The two Senate Democratic members of the communications subcommittee invested in AT&T are Gary Peters of Michigan, with up to $100,000 invested and up to $3,500 in income in 2020, and Jacklyn Rosen of Nevada, with shares valued at a maximum of $100,000 and with up to $5,000 in income last year through a joint investment. Peters is a Senate co-sponsor of the Broadband Infrastructure Finance and Innovation Act of 2021, introduced by subcommittee chair Ben Ray Luján of New Mexico, which is the bill seeing the most AT&T lobbying activity so far this year. Republican subcommittee member Shelley Moore Capito owns up to $15,000 in AT&T, as does her spouse.

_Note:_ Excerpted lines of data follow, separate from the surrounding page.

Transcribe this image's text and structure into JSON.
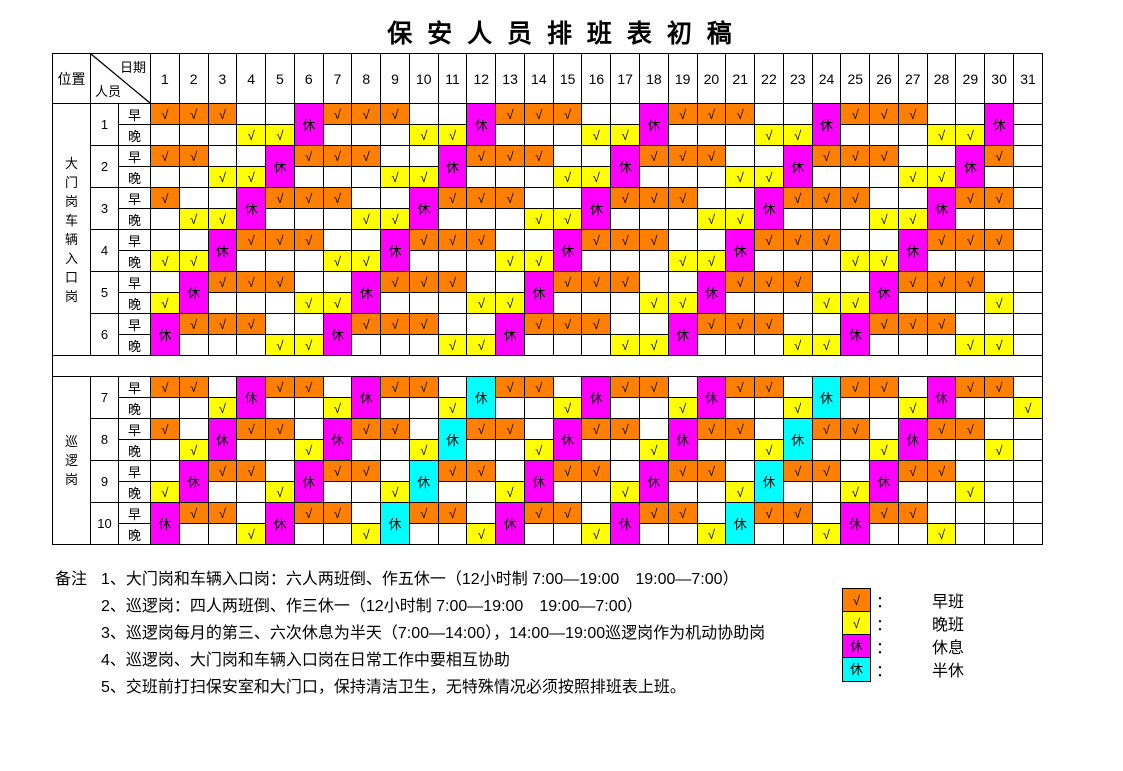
{
  "title": "保 安 人 员 排 班 表 初 稿",
  "schedule": {
    "position_header": "位置",
    "date_header": "日期",
    "person_header": "人员",
    "shift_labels": {
      "morning": "早",
      "evening": "晚"
    },
    "days": [
      1,
      2,
      3,
      4,
      5,
      6,
      7,
      8,
      9,
      10,
      11,
      12,
      13,
      14,
      15,
      16,
      17,
      18,
      19,
      20,
      21,
      22,
      23,
      24,
      25,
      26,
      27,
      28,
      29,
      30,
      31
    ],
    "check_mark": "√",
    "rest_mark": "休",
    "code_legend": {
      "E": "早班(orange check in morning row)",
      "L": "晚班(yellow check in evening row)",
      "R": "休息(magenta merged cell)",
      "H": "半休(cyan merged cell)",
      ".": "blank"
    },
    "groups": [
      {
        "position": "大门岗车辆入口岗",
        "persons": [
          {
            "id": "1",
            "codes": "EEELLREEELLREEELLREEELLREEELLR."
          },
          {
            "id": "2",
            "codes": "EELLREEELLREEELLREEELLREEELLRE."
          },
          {
            "id": "3",
            "codes": "ELLREEELLREEELLREEELLREEELLREE."
          },
          {
            "id": "4",
            "codes": "LLREEELLREEELLREEELLREEELLREEE."
          },
          {
            "id": "5",
            "codes": "LREEELLREEELLREEELLREEELLREEEL."
          },
          {
            "id": "6",
            "codes": "REEELLREEELLREEELLREEELLREEELL."
          }
        ]
      },
      {
        "position": "巡逻岗",
        "persons": [
          {
            "id": "7",
            "codes": "EELREELREELHEELREELREELHEELREEL"
          },
          {
            "id": "8",
            "codes": "ELREELREELHEELREELREELHEELREEL."
          },
          {
            "id": "9",
            "codes": "LREELREELHEELREELREELHEELREEL.."
          },
          {
            "id": "10",
            "codes": "REELREELHEELREELREELHEELREEL..."
          }
        ]
      }
    ]
  },
  "notes": {
    "label": "备注",
    "items": [
      "1、大门岗和车辆入口岗：六人两班倒、作五休一（12小时制 7:00—19:00　19:00—7:00）",
      "2、巡逻岗：四人两班倒、作三休一（12小时制 7:00—19:00　19:00—7:00）",
      "3、巡逻岗每月的第三、六次休息为半天（7:00—14:00），14:00—19:00巡逻岗作为机动协助岗",
      "4、巡逻岗、大门岗和车辆入口岗在日常工作中要相互协助",
      "5、交班前打扫保安室和大门口，保持清洁卫生，无特殊情况必须按照排班表上班。"
    ]
  },
  "legend": {
    "colon": "：",
    "items": [
      {
        "mark": "√",
        "type": "early",
        "label": "早班"
      },
      {
        "mark": "√",
        "type": "late",
        "label": "晚班"
      },
      {
        "mark": "休",
        "type": "rest",
        "label": "休息"
      },
      {
        "mark": "休",
        "type": "half",
        "label": "半休"
      }
    ]
  },
  "colors": {
    "early": "#FF8000",
    "late": "#FFFF00",
    "rest": "#FF00FF",
    "half": "#00FFFF",
    "grid": "#000000",
    "background": "#FFFFFF"
  }
}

Rep. Alexandria Ocasio-Cortez, a co-sponsor of the Ban Conflicted Trading Act, said recently that it’s a “very uphill battle to pass” measures to reduce financial conflicts of interest. Earlier this year, a committee controlled by Speaker Pelosi did not allow full House votes on three legislative items that would have banned members from transacting in individual company stocks, including two with bipartisan support.
In the wake of the OAN revelations, tech journalist Karl Bode wrote of AT&T:
“However bad Facebook is (and I 100% agree with complaints that its executives are monumentally terrible), think about this: in just the last few years AT&T has been: fined $18.6 million for helping rip off programs for the hearing impaired; fined $10.4 million for ripping off a program for low-income families; fined $105 million for helping ‘crammers’ by intentionally making such bogus charges more difficult to see on customer bills; fined $60 million for lying to customers about the definition of ‘unlimited’ data; caught in a scandal in which the company paid Trump’s fixer $600,000 for closer access to the President; fined $7.7 million for turning a blind eye to drug dealers running directory assistance scams; caught lying about its claims it stopped funding politicians supporting January 6 insurrectionists; and was accused of ripping off the nation’s school systems for years by one of its own, former lawyers. I’m sure I missed some.”